Very interesting puzzle! This is probably not the only solution, but I think looping though sets of BES Computers should work pretty well for this case.
The first step is to find the computers that have duplicated names. I have a few in my lab, thanks to using Proxy Agents I see a definition for my “real” computer, as well as VMWare Extenders and OSD Bare Metal definitions for the same computers; at the end of this thread I’ll show how to filter out those proxy machines to avoid false-positives on duplicated computer names.
This first piece returns only those computer names that are duplicated:
(unique values whose (multiplicity of it > 1) of names of bes computers)
Results for me:
BFC
BFI
DC
ENDPOINT-1
OSD
SCCM
Next, we need to build a “set” of computers for each duplicated name. I’ll end up with 6 unique sets of bes computers, one for each duplicated hostname. I can see how many sets there are, and the sizes of each set, by retrieving the “sizes of” for the results:
sizes of
(set of items 0 of (bes computers, it) whose (name of item 0 of it = item 1 of it)) of
(unique values whose (multiplicity of it > 1) of names of bes computers)

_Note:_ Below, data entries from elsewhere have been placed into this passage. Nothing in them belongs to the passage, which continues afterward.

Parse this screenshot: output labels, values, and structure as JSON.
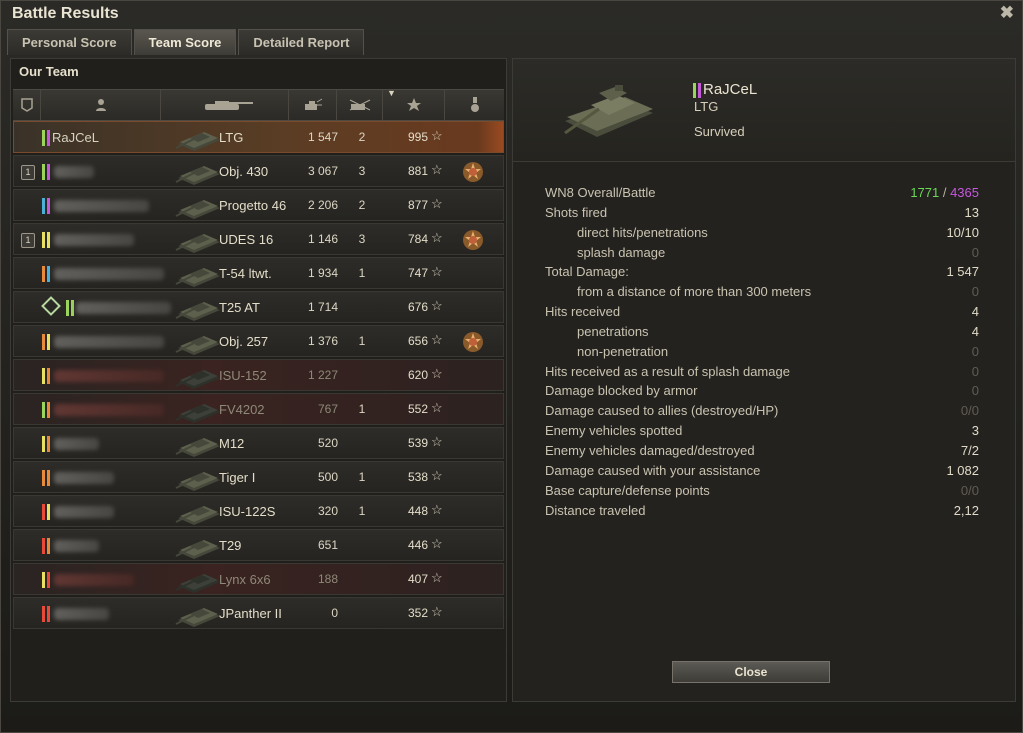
{
  "window": {
    "title": "Battle Results",
    "close_glyph": "✖"
  },
  "tabs": [
    {
      "label": "Personal Score",
      "active": false
    },
    {
      "label": "Team Score",
      "active": true
    },
    {
      "label": "Detailed Report",
      "active": false
    }
  ],
  "team": {
    "title": "Our Team",
    "columns": [
      "squad-icon",
      "player-icon",
      "vehicle-icon",
      "damage-icon",
      "kills-icon",
      "xp-star-icon",
      "medal-icon"
    ],
    "rows": [
      {
        "self": true,
        "dead": false,
        "badge": "",
        "name": "RaJCeL",
        "marks": [
          "#9ad45a",
          "#c45ad8"
        ],
        "tank": "LTG",
        "damage": "1 547",
        "kills": "2",
        "xp": "995",
        "medal": false,
        "blur_w": 0
      },
      {
        "self": false,
        "dead": false,
        "badge": "1",
        "name": "",
        "marks": [
          "#9ad45a",
          "#c45ad8"
        ],
        "tank": "Obj. 430",
        "damage": "3 067",
        "kills": "3",
        "xp": "881",
        "medal": true,
        "blur_w": 40
      },
      {
        "self": false,
        "dead": false,
        "badge": "",
        "name": "",
        "marks": [
          "#4ab0d8",
          "#c45ad8"
        ],
        "tank": "Progetto 46",
        "damage": "2 206",
        "kills": "2",
        "xp": "877",
        "medal": false,
        "blur_w": 95
      },
      {
        "self": false,
        "dead": false,
        "badge": "1",
        "name": "",
        "marks": [
          "#e8e060",
          "#e8e060"
        ],
        "tank": "UDES 16",
        "damage": "1 146",
        "kills": "3",
        "xp": "784",
        "medal": true,
        "blur_w": 80
      },
      {
        "self": false,
        "dead": false,
        "badge": "",
        "name": "",
        "marks": [
          "#e88a3a",
          "#4ab0d8"
        ],
        "tank": "T-54 ltwt.",
        "damage": "1 934",
        "kills": "1",
        "xp": "747",
        "medal": false,
        "blur_w": 110
      },
      {
        "self": false,
        "dead": false,
        "badge": "",
        "name": "",
        "marks": [
          "#9ad45a",
          "#9ad45a"
        ],
        "tank": "T25 AT",
        "damage": "1 714",
        "kills": "",
        "xp": "676",
        "medal": false,
        "blur_w": 95,
        "platoon_icon": true
      },
      {
        "self": false,
        "dead": false,
        "badge": "",
        "name": "",
        "marks": [
          "#e88a3a",
          "#e8e060"
        ],
        "tank": "Obj. 257",
        "damage": "1 376",
        "kills": "1",
        "xp": "656",
        "medal": true,
        "blur_w": 110
      },
      {
        "self": false,
        "dead": true,
        "badge": "",
        "name": "",
        "marks": [
          "#e8e060",
          "#e88a3a"
        ],
        "tank": "ISU-152",
        "damage": "1 227",
        "kills": "",
        "xp": "620",
        "medal": false,
        "blur_w": 110
      },
      {
        "self": false,
        "dead": true,
        "badge": "",
        "name": "",
        "marks": [
          "#9ad45a",
          "#e88a3a"
        ],
        "tank": "FV4202",
        "damage": "767",
        "kills": "1",
        "xp": "552",
        "medal": false,
        "blur_w": 110
      },
      {
        "self": false,
        "dead": false,
        "badge": "",
        "name": "",
        "marks": [
          "#e8e060",
          "#e88a3a"
        ],
        "tank": "M12",
        "damage": "520",
        "kills": "",
        "xp": "539",
        "medal": false,
        "blur_w": 45
      },
      {
        "self": false,
        "dead": false,
        "badge": "",
        "name": "",
        "marks": [
          "#e88a3a",
          "#e88a3a"
        ],
        "tank": "Tiger I",
        "damage": "500",
        "kills": "1",
        "xp": "538",
        "medal": false,
        "blur_w": 60
      },
      {
        "self": false,
        "dead": false,
        "badge": "",
        "name": "",
        "marks": [
          "#e84a3a",
          "#e8e060"
        ],
        "tank": "ISU-122S",
        "damage": "320",
        "kills": "1",
        "xp": "448",
        "medal": false,
        "blur_w": 60
      },
      {
        "self": false,
        "dead": false,
        "badge": "",
        "name": "",
        "marks": [
          "#e84a3a",
          "#e88a3a"
        ],
        "tank": "T29",
        "damage": "651",
        "kills": "",
        "xp": "446",
        "medal": false,
        "blur_w": 45
      },
      {
        "self": false,
        "dead": true,
        "badge": "",
        "name": "",
        "marks": [
          "#e8e060",
          "#e84a3a"
        ],
        "tank": "Lynx 6x6",
        "damage": "188",
        "kills": "",
        "xp": "407",
        "medal": false,
        "blur_w": 80
      },
      {
        "self": false,
        "dead": false,
        "badge": "",
        "name": "",
        "marks": [
          "#e84a3a",
          "#e84a3a"
        ],
        "tank": "JPanther II",
        "damage": "0",
        "kills": "",
        "xp": "352",
        "medal": false,
        "blur_w": 55
      }
    ]
  },
  "detail": {
    "player_name": "RaJCeL",
    "marks": [
      "#9ad45a",
      "#c45ad8"
    ],
    "vehicle": "LTG",
    "status": "Survived",
    "wn8_overall": "1771",
    "wn8_sep": " / ",
    "wn8_battle": "4365",
    "wn8_overall_color": "#6cd657",
    "wn8_battle_color": "#c757e0",
    "stats": [
      {
        "label": "WN8 Overall/Battle",
        "value": "",
        "sub": false,
        "dim": false,
        "wn8": true
      },
      {
        "label": "Shots fired",
        "value": "13",
        "sub": false,
        "dim": false
      },
      {
        "label": "direct hits/penetrations",
        "value": "10/10",
        "sub": true,
        "dim": false
      },
      {
        "label": "splash damage",
        "value": "0",
        "sub": true,
        "dim": true
      },
      {
        "label": "Total Damage:",
        "value": "1 547",
        "sub": false,
        "dim": false
      },
      {
        "label": "from a distance of more than 300 meters",
        "value": "0",
        "sub": true,
        "dim": true
      },
      {
        "label": "Hits received",
        "value": "4",
        "sub": false,
        "dim": false
      },
      {
        "label": "penetrations",
        "value": "4",
        "sub": true,
        "dim": false
      },
      {
        "label": "non-penetration",
        "value": "0",
        "sub": true,
        "dim": true
      },
      {
        "label": "Hits received as a result of splash damage",
        "value": "0",
        "sub": false,
        "dim": true
      },
      {
        "label": "Damage blocked by armor",
        "value": "0",
        "sub": false,
        "dim": true
      },
      {
        "label": "Damage caused to allies (destroyed/HP)",
        "value": "0/0",
        "sub": false,
        "dim": true
      },
      {
        "label": "Enemy vehicles spotted",
        "value": "3",
        "sub": false,
        "dim": false
      },
      {
        "label": "Enemy vehicles damaged/destroyed",
        "value": "7/2",
        "sub": false,
        "dim": false
      },
      {
        "label": "Damage caused with your assistance",
        "value": "1 082",
        "sub": false,
        "dim": false
      },
      {
        "label": "Base capture/defense points",
        "value": "0/0",
        "sub": false,
        "dim": true
      },
      {
        "label": "Distance traveled",
        "value": "2,12",
        "sub": false,
        "dim": false
      }
    ],
    "close_label": "Close"
  }
}
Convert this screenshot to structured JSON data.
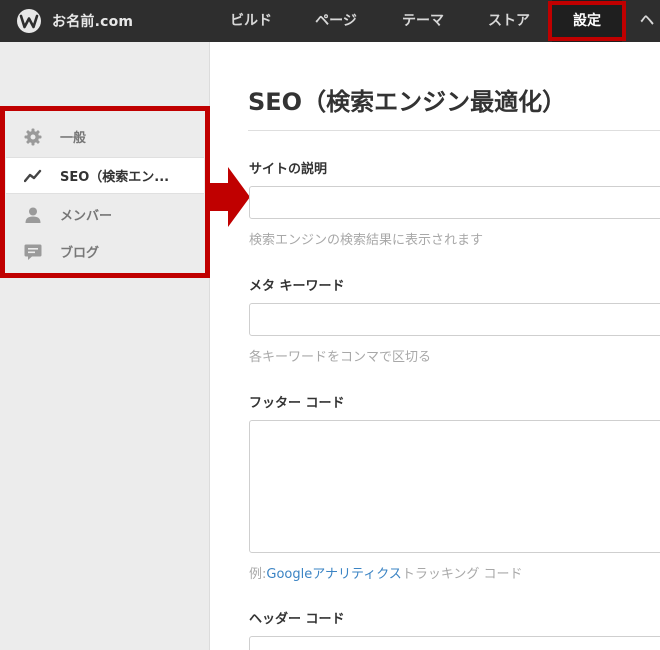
{
  "header": {
    "brand": "お名前.com",
    "nav": [
      {
        "label": "ビルド"
      },
      {
        "label": "ページ"
      },
      {
        "label": "テーマ"
      },
      {
        "label": "ストア"
      },
      {
        "label": "設定"
      },
      {
        "label": "ヘ"
      }
    ]
  },
  "sidebar": {
    "items": [
      {
        "label": "一般",
        "icon": "gear-icon"
      },
      {
        "label": "SEO（検索エン...",
        "icon": "trend-icon"
      },
      {
        "label": "メンバー",
        "icon": "user-icon"
      },
      {
        "label": "ブログ",
        "icon": "comment-icon"
      }
    ]
  },
  "main": {
    "title": "SEO（検索エンジン最適化）",
    "fields": {
      "site_description": {
        "label": "サイトの説明",
        "value": "",
        "hint": "検索エンジンの検索結果に表示されます"
      },
      "meta_keywords": {
        "label": "メタ キーワード",
        "value": "",
        "hint": "各キーワードをコンマで区切る"
      },
      "footer_code": {
        "label": "フッター コード",
        "value": "",
        "hint_prefix": "例:",
        "hint_link": "Googleアナリティクス",
        "hint_suffix": "トラッキング コード"
      },
      "header_code": {
        "label": "ヘッダー コード"
      }
    }
  },
  "colors": {
    "topbar": "#2e2e2e",
    "highlight": "#c00000",
    "link": "#3b84c4"
  }
}
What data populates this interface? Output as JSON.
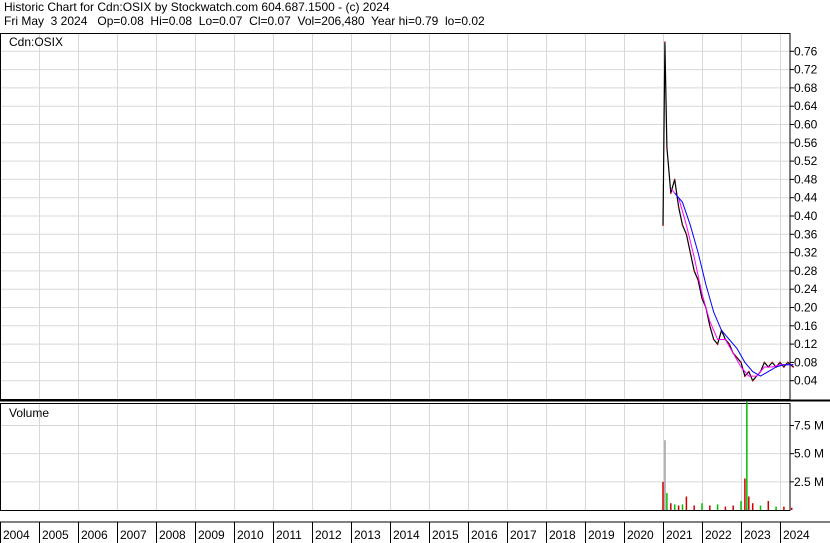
{
  "header": {
    "line1": "Historic Chart for Cdn:OSIX by Stockwatch.com 604.687.1500 - (c) 2024",
    "line2": "Fri May  3 2024   Op=0.08  Hi=0.08  Lo=0.07  Cl=0.07  Vol=206,480  Year hi=0.79  lo=0.02"
  },
  "chart_data": {
    "type": "line",
    "symbol": "Cdn:OSIX",
    "volume_label": "Volume",
    "price_yticks": [
      "0.76",
      "0.72",
      "0.68",
      "0.64",
      "0.60",
      "0.56",
      "0.52",
      "0.48",
      "0.44",
      "0.40",
      "0.36",
      "0.32",
      "0.28",
      "0.24",
      "0.20",
      "0.16",
      "0.12",
      "0.08",
      "0.04"
    ],
    "volume_yticks": [
      "7.5 M",
      "5.0 M",
      "2.5 M"
    ],
    "x_years": [
      "2004",
      "2005",
      "2006",
      "2007",
      "2008",
      "2009",
      "2010",
      "2011",
      "2012",
      "2013",
      "2014",
      "2015",
      "2016",
      "2017",
      "2018",
      "2019",
      "2020",
      "2021",
      "2022",
      "2023",
      "2024"
    ],
    "ylim": [
      0,
      0.8
    ],
    "volume_ylim": [
      0,
      9.5
    ],
    "grid": true,
    "series": [
      {
        "name": "",
        "color": "#000000",
        "x": [
          2021.0,
          2021.05,
          2021.1,
          2021.2,
          2021.3,
          2021.4,
          2021.5,
          2021.6,
          2021.7,
          2021.8,
          2021.9,
          2022.0,
          2022.1,
          2022.2,
          2022.3,
          2022.4,
          2022.5,
          2022.6,
          2022.7,
          2022.8,
          2022.9,
          2023.0,
          2023.1,
          2023.2,
          2023.3,
          2023.4,
          2023.5,
          2023.6,
          2023.7,
          2023.8,
          2023.9,
          2024.0,
          2024.1,
          2024.2,
          2024.34
        ],
        "values": [
          0.38,
          0.78,
          0.55,
          0.45,
          0.48,
          0.42,
          0.38,
          0.36,
          0.32,
          0.28,
          0.26,
          0.22,
          0.2,
          0.16,
          0.13,
          0.12,
          0.15,
          0.13,
          0.12,
          0.1,
          0.09,
          0.08,
          0.05,
          0.06,
          0.04,
          0.05,
          0.06,
          0.08,
          0.07,
          0.08,
          0.07,
          0.08,
          0.07,
          0.08,
          0.07
        ]
      },
      {
        "name": "",
        "color": "#ff00ff",
        "x": [
          2021.2,
          2021.4,
          2021.6,
          2021.8,
          2022.0,
          2022.2,
          2022.4,
          2022.6,
          2022.8,
          2023.0,
          2023.2,
          2023.4,
          2023.6,
          2023.8,
          2024.0,
          2024.34
        ],
        "values": [
          0.46,
          0.44,
          0.38,
          0.31,
          0.23,
          0.17,
          0.13,
          0.13,
          0.1,
          0.07,
          0.05,
          0.05,
          0.07,
          0.07,
          0.075,
          0.075
        ]
      },
      {
        "name": "",
        "color": "#0000ff",
        "x": [
          2021.3,
          2021.5,
          2021.7,
          2021.9,
          2022.1,
          2022.3,
          2022.5,
          2022.7,
          2022.9,
          2023.1,
          2023.3,
          2023.5,
          2023.7,
          2023.9,
          2024.1,
          2024.34
        ],
        "values": [
          0.45,
          0.43,
          0.38,
          0.32,
          0.25,
          0.19,
          0.15,
          0.13,
          0.11,
          0.08,
          0.06,
          0.05,
          0.06,
          0.07,
          0.075,
          0.075
        ]
      }
    ],
    "volume": {
      "x": [
        2021.0,
        2021.05,
        2021.1,
        2021.2,
        2021.3,
        2021.4,
        2021.5,
        2021.6,
        2021.8,
        2022.0,
        2022.2,
        2022.4,
        2022.6,
        2022.8,
        2023.0,
        2023.1,
        2023.15,
        2023.2,
        2023.3,
        2023.5,
        2023.7,
        2023.9,
        2024.1,
        2024.3
      ],
      "values": [
        2.5,
        6.2,
        1.5,
        0.6,
        0.5,
        0.4,
        0.5,
        1.2,
        0.4,
        0.6,
        0.4,
        0.5,
        0.3,
        0.4,
        0.8,
        2.8,
        9.6,
        1.2,
        0.6,
        0.4,
        0.8,
        0.3,
        0.3,
        0.2
      ],
      "colors": [
        "#d00000",
        "#a0a0a0",
        "#00c000",
        "#d00000",
        "#00c000",
        "#d00000",
        "#00c000",
        "#d00000",
        "#d00000",
        "#00c000",
        "#d00000",
        "#00c000",
        "#d00000",
        "#d00000",
        "#00c000",
        "#d00000",
        "#00c000",
        "#d00000",
        "#d00000",
        "#00c000",
        "#d00000",
        "#00c000",
        "#d00000",
        "#d00000"
      ]
    }
  }
}
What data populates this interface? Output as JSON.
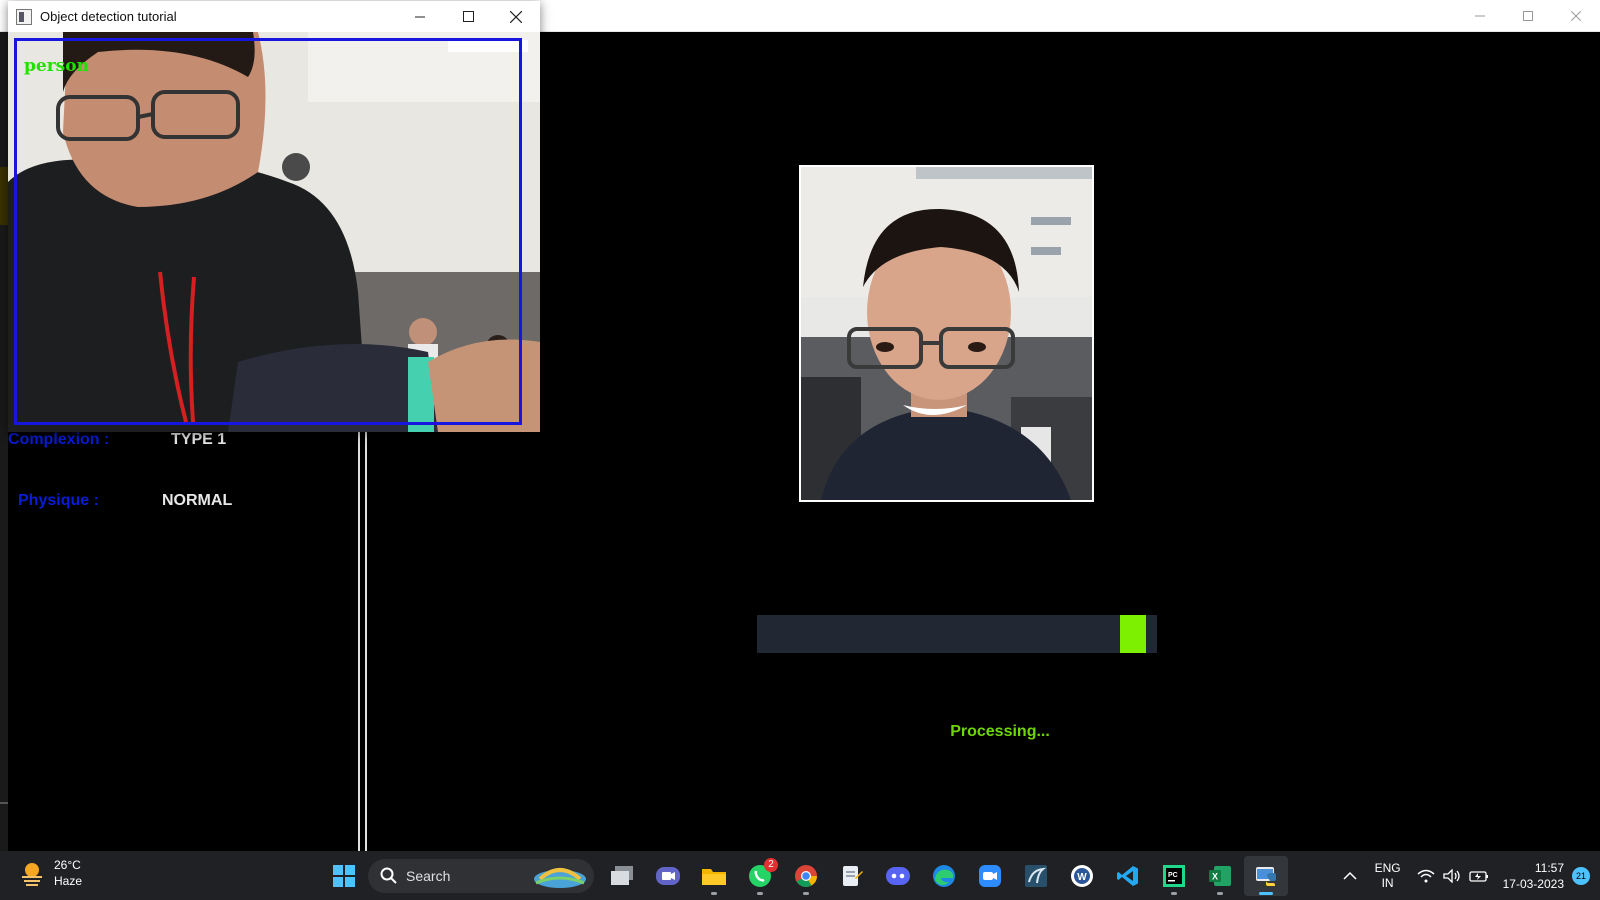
{
  "main_window": {
    "info": {
      "complexion_label": "Complexion :",
      "complexion_value": "TYPE 1",
      "physique_label": "Physique :",
      "physique_value": "NORMAL"
    },
    "progress": {
      "fraction": 0.97,
      "status": "Processing..."
    }
  },
  "camera_window": {
    "title": "Object detection tutorial",
    "detection_label": "person",
    "box_color": "#1616e0",
    "label_color": "#22e000"
  },
  "taskbar": {
    "weather": {
      "temperature": "26°C",
      "condition": "Haze",
      "icon": "sun-haze-icon"
    },
    "search_placeholder": "Search",
    "pinned_apps": [
      {
        "name": "start",
        "icon": "windows-start-icon"
      },
      {
        "name": "task-view",
        "icon": "task-view-icon"
      },
      {
        "name": "chat",
        "icon": "teams-chat-icon"
      },
      {
        "name": "file-explorer",
        "icon": "folder-icon"
      },
      {
        "name": "whatsapp",
        "icon": "whatsapp-icon",
        "badge": "2"
      },
      {
        "name": "chrome",
        "icon": "chrome-icon"
      },
      {
        "name": "notepad",
        "icon": "notepad-icon"
      },
      {
        "name": "discord",
        "icon": "discord-icon"
      },
      {
        "name": "edge",
        "icon": "edge-icon"
      },
      {
        "name": "zoom",
        "icon": "zoom-icon"
      },
      {
        "name": "mysql-workbench",
        "icon": "dolphin-icon"
      },
      {
        "name": "word",
        "icon": "word-icon"
      },
      {
        "name": "vscode",
        "icon": "vscode-icon"
      },
      {
        "name": "pycharm",
        "icon": "pycharm-icon"
      },
      {
        "name": "excel",
        "icon": "excel-icon"
      },
      {
        "name": "python",
        "icon": "python-icon"
      }
    ],
    "language": {
      "line1": "ENG",
      "line2": "IN"
    },
    "clock": {
      "time": "11:57",
      "date": "17-03-2023"
    },
    "notification_count": "21"
  },
  "colors": {
    "accent_green": "#7cf000",
    "label_blue": "#0a1cd6",
    "taskbar": "#202124",
    "progress_track": "#222833"
  }
}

Results: 6 sets, with 2 computers in each set
2
2
2
2
2
2
Next, we need to loop through each set, and find the one element from the set that matches the earliest “last report time” of all the members in the set; and repeat that, finding the one element that matches the latest “last report time”
(
/* Computer with the minimum last report time, among computers with this name */
items 0 of (elements of it, it)
whose (last report time of item 0 of it = minimum of last report times of elements of item 1 of it)
/* Computer with the maximum last report time, among computers with this name */
, items 0 of (elements of it, it)
whose (last report time of item 0 of it = maximum of last report times of elements of item 1 of it)
) of
(set of items 0 of (bes computers, it) whose (name of item 0 of it = item 1 of it)) of
(unique values whose (multiplicity of it > 1) of names of bes computers)
Now, “item 0” is the BES Computer with the minimum last report time among all computers of its name, and “item 1” is the BES Computer with the maximum last report time among all computers of its name.
We can pull out whatever Computer Properties we want:
(
/* Properties of the computer (item 0 ) with the minimum last report times */
id of item 0 of it, name of item 0 of it, last report time of item 0 of it,
/* Properties of the computer (item 1) with the maximum last report times */
id of item 1 of it, name of item 1 of it, last report time of item 1 of it
) of
(
/* Computer with the minimum last report time, among computers with this name */
items 0 of (elements of it, it)
whose (last report time of item 0 of it = minimum of last report times of elements of item 1 of it)
/* Computer with the maximum last report time, among computers with this name */
, items 0 of (elements of it, it)
whose (last report time of item 0 of it = maximum of last report times of elements of item 1 of it)
) of
(set of items 0 of (bes computers, it) whose (name of item 0 of it = item 1 of it)) of
(unique values whose (multiplicity of it > 1) of names of bes computers)
Results in
15546983, BFC, ( Wed, 13 Jan 2021 16:11:03 -0600 ), 1611831810, BFC, ( Wed, 13 Jan 2021 16:17:23 -0600 )
10896511, BFI, ( Wed, 13 Jan 2021 16:13:23 -0600 ), 1078737986, BFI, ( Wed, 13 Jan 2021 16:17:23 -0600 )
1076504943, DC, ( Wed, 13 Jan 2021 16:17:23 -0600 ), 1074881384, DC, ( Wed, 13 Jan 2021 16:19:06 -0600 )
49671, ENDPOINT-1, ( Tue, 05 May 2020 12:16:58 -0600 ), 1081605978, ENDPOINT-1, ( Wed, 13 Jan 2021 16:07:19 -0600 )
1625070345, OSD, ( Wed, 13 Jan 2021 16:15:58 -0600 ), 1626974442, OSD, ( Wed, 13 Jan 2021 16:17:23 -0600 )
10705970, SCCM, ( Wed, 13 Jan 2021 16:03:51 -0600 ), 1076999036, SCCM, ( Wed, 13 Jan 2021 16:17:23 -0600 )
Decide which properties you want to retrieve and add a little HTML formatting and I think this should work for you.